The study sample was drawn from an introductory business course offered to undergraduate students attending a large university in the Midwestern United States. Participants were given a resume for each candidate, along with a short summary of each candidate’s social media profile, as prepared by a hypothetical human resources department. The candidates were intentionally created with very similar educational qualifications and work histories. The only major distinguishing factor on the resumes was the candidates’GPAs, which varied slightly. The candidates’social media summaries were considerably more diverse. Candidate 1’s summary included references to posts in his profile about excessive partying, along with a report of occasional gender and racial slurs. Candidate 2’s summary noted that he had no social media presence. Candidate 3’s summary noted that he was an active social media user and that his posts mostly involved the student organization that he was a member of and the activities that the organization promoted.

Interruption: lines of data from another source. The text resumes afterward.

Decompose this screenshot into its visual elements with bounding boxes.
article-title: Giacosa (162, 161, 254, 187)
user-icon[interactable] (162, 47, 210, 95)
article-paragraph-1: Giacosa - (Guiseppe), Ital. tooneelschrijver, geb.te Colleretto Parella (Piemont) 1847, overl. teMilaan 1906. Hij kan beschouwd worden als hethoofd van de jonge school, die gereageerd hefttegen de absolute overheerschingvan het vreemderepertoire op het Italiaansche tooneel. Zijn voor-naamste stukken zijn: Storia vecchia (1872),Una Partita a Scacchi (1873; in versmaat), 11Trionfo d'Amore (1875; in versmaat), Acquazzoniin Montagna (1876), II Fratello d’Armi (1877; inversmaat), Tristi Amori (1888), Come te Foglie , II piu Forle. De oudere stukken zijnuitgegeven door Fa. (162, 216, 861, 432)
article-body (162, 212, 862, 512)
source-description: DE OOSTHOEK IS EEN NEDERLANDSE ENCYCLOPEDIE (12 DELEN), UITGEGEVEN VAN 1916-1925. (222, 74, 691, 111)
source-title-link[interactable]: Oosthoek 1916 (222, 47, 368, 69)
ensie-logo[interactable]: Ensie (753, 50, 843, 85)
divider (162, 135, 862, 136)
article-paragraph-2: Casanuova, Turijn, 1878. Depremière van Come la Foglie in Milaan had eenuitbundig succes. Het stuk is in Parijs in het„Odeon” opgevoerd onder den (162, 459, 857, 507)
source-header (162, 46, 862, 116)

In addition to ranking the job candidates in order of preference, participants were asked to explain in written comments why they ranked each candidate as they did. Written content was coded and analyzed to determine major patterns and themes in the participants’evaluations of the hypothetical job candidates.
The greatest divergence occurred in participants’speculation about why Candidate 2 did not have a social media profile, along with other inferences about what online behavior suggests about a given candidate’s offline behavior and potential work performance. Some participants, albeit a minority, ranked Candidate 2 last. They assumed that the lack of a social media profile meant that the candidate, in the words of one participant, ‘might have deleted everything to hide something.’In other words, it was inconceivable that a person would not have a social media presence, and the most likely explanation was a cover-up of bad behavior. A related concern was the risk that ‘we don’t know anything about him.’ On the other hand, 72 percent of participants ranked Candidate 2 as average, viewing the lack of social media as possibly negative but not disqualifying. One typical comment connected the lack of social media to a lack of social skills: ‘He is not active on social media, which is good, but it shows that he is not well connected with people and may lack personal skills.’Others, who most often ranked Candidate 2 as the second choice, saw the lack of social media as positive or neutral: ‘No social media but that’s ok. We could use some more grounded people’or ‘No social media image is better than a negative one.’
Candidate 1, who had negative social media profile was, as expected, ranked last by a majority of participants. Yet, the reasons for this ranking were diverse. Some respondents placed his social media activity in the context of customer service: would his evident frequent partying mean he would show up for work late? Others emphasized the risks for the company related to offensive gender- or race-related content connected with his social media profile, even if he wasn’t the one who posted it. Others emphasized not his behavior but his lack of discretion; in other words, not being careful with how he was being portrayed in social media showed a lack of judgment or maturity that was of more concern than the activities themselves. And how would this lack of discretion translate into the professional world?: ‘Would he talk about a customer [on social media]?’ A minority of respondents ranked Candidate 3 second and even first. Some said that although his social media was ‘questionable,’he had a good resume (even though, we would note, it was only slightly better than the other candidates). Other respondents apparently ignored the summary of Candidate 1’s social media presence and evaluated him purely on his slightly better resume.
These preliminary findings can lead to more in-depth study of job seekers’perceptions about how employers evaluate social media presence in making hiring decisions. This research provides a basis for continued research that can inform policy makers, educators, and employers in efforts to support professional and ethical behavior.